Stories in this issue:
- The Jinx from St Jonah’s (artist Mike White)
- Jackie’s Two Lives (artist Ana Rodriguez, writer Alan Davidson)
- Do-It-Yourself Dot (artist Alf Saporito)
- Merry at Misery House (writer Terence Magee)
- The Kat and Mouse Game (artist Jim Baikie)
- Prisoners of Paradise Island (artist Trini Tinturé)
- Dora Dogsbody (artist José Casanovas)
- Bird-Girl Brenda (artist Phil Gascoine)
- Always Together… (artist Phil Townsend, writer Alison Christie)
- The Hostess with the Mostest
- Slave of the Mirror (artist Carlos Freixas)
I have got out two Christmas issues as it is that time of year. This first one is posted exactly 41 years from the date on the cover, and gets us ready for Christmas with some seasonal stories. Katie Jinx and friends are delivering presents collected for the old folks, but a little mishap and someone else’s misunderstanding leads to the presents going astray – with the schoolchums in hot pursuit!
“Jackie’s Two Lives” is not seasonally cheery – it is a creepy and grim story of emotional coercion, now nearing its peak. Jackie Lester has faked her own death and taken on the life of her double, Isabella Mandell – but the hard-driving Mrs Mandell has got her increasingly scared for what will happen next. We have recently learned that this story was written by Alan Davidson, who also wrote the well-known story “The Bewitching of Alison Allbright”; from the available plot summaries this latter seems to be a story very much along the same lines as this one. I wonder if it is as chilling – has anyone read both?

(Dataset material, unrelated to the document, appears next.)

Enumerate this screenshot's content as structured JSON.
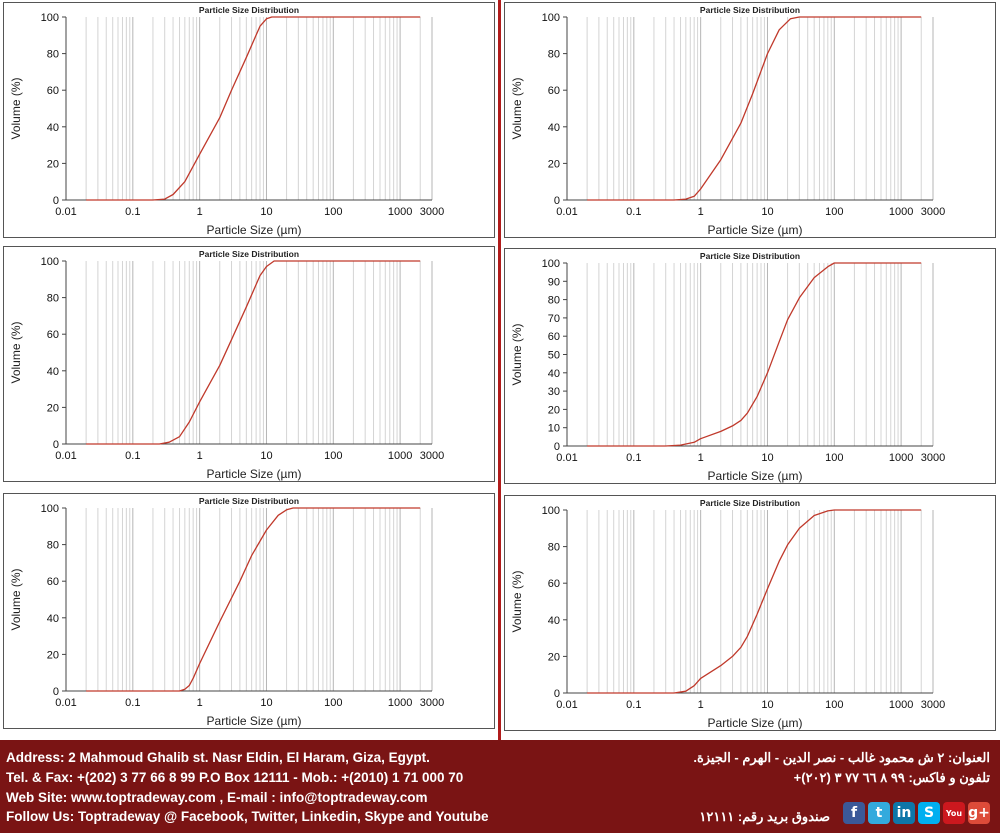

“Merry at Misery House” sees her waking up wondering if she is still ill – because suddenly all the staff and monitors have become friendly and compassionate! Of course it is all to trick an outside warden who has come to inspect the reformatory.
“The Kat and Mouse Game” is not one of my favourites: in the first few episodes, the Jim Baikie artwork looked more rushed than his usual efforts, and it is another story following some well-trodden paths: a bully who gets away with emotional abuse of a timid new girl, plus ballet and scheming to get one’s own way. Having said that, the character of Kat is marvelously full-on: no question of remorse or back-pedalling with her, oh no.
“Prisoners of Paradise Island” is the first Jinty story to feature Trini Tinturé’s beautiful artwork. It’s a light story and fairly silly, which I suppose parallels one of Trini’s last stories for Jinty: “The Perfect Princess”.
“Always Together…” gives us more Christmas atmosphere, as the three orphans manage to outwit a snooping reporter and then try to have a homely Christmas in their cave. Big sister Jilly is doing her darndest to make sure it is a nice time for her two smaller siblings, but when she fails to sell her sketches in time to buy presents and the all-important Christmas meal, it looks like a sad time instead of an uplifting end to the year…
Finally, the evil Mirror seems to be driving its slave into hospital – either through physical injuries, or by breaking her mentally.
4 thoughts on “Jinty 21 December 1974”
“The Perfect Princess” was not Trini’s last story for Jinty – that was “Freda’s Fortune”.
You’re right, I hadn’t checked. Having said that Freda hardly counts, given how short it is.
There were “A Spell of Trouble” and “Food for Fagin”. But thanks for making the amendment.
I have amended the text so that it doesn’t say it was Trini’s last story for Jinty. Thanks for the catch.